Hi just thought I would load some pics of Star which I took recently as havent added any in a while! 
We are nice and fat at the moment and pleased with her condition after coming through such a harsh winter! 
Enjoy!....


----------



## meezer (Jan 29, 2011)

aw she's so pretty.love the 4th pic


----------



## Melx (Dec 23, 2009)

Thanks  She does have a pretty face if I do say so myself! lol 
Great improvement from last year!


----------



## meezer (Jan 29, 2011)

ha ha,what was she like last year?


----------



## Melx (Dec 23, 2009)

Well I got her in March last year and she had been quite neglected, underweight, worm belly, no condition at all, no muscle!! So nice to see how she is now 
Do you have any horses?


----------



## frosty2010 (Apr 2, 2010)

Shes Huge  very beautiful aswell though


----------



## Melx (Dec 23, 2009)

She's 16.3hh and quite big built!
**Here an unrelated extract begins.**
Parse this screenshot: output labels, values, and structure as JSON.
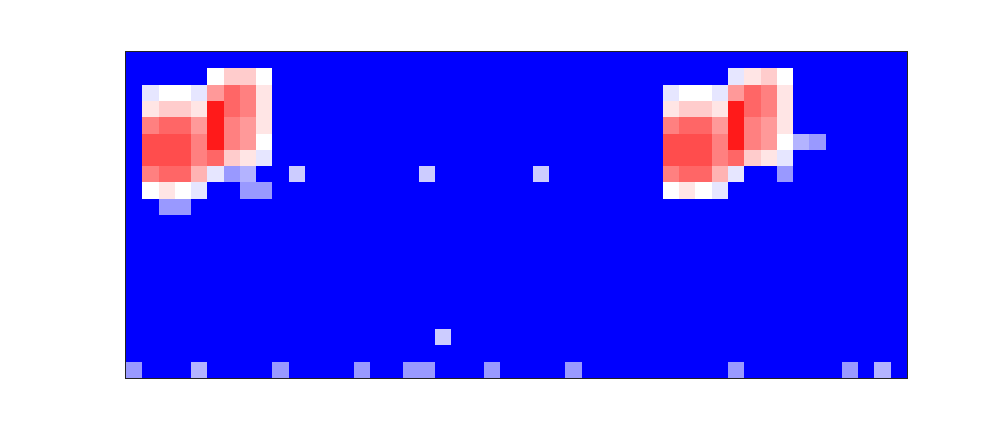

But she is loverly


----------



## meezer (Jan 29, 2011)

aw bless her.well she looks great.Yeh i got Gypsy,the shire in the thread below this one


----------



## blackdiamond (Feb 5, 2011)

Star is a stunner 

XxX


----------



## Melx (Dec 23, 2009)

Thanks everyone  I am going to try and keep up with posting pictures as I am proud of how far we have come! I am just rubbish at remembering the camera!! lol  x


----------



## CraigDye1 (Apr 11, 2011)

Wow she is really pretty, really you got great animal..


----------



## nikki2009 (Feb 5, 2011)

ahh shes gourgeous


----------



## Melx (Dec 23, 2009)

Aww thanks 
Although these pictures were taken a week and a half ago she has blown up since then, if you have seen my other post you will know that there may be two of her in a couple months  lol
Vet tomorrow so wont be long till we get our answer!! Although the thought of a baby version of her is quite appealing


----------



## sweep (Apr 27, 2011)

Looks so toasty in the last photo


----------



## Zayna (Apr 19, 2009)

She looks like a mare I might be taking on loan.. although a more filled out version! Gorgeous horse!!


----------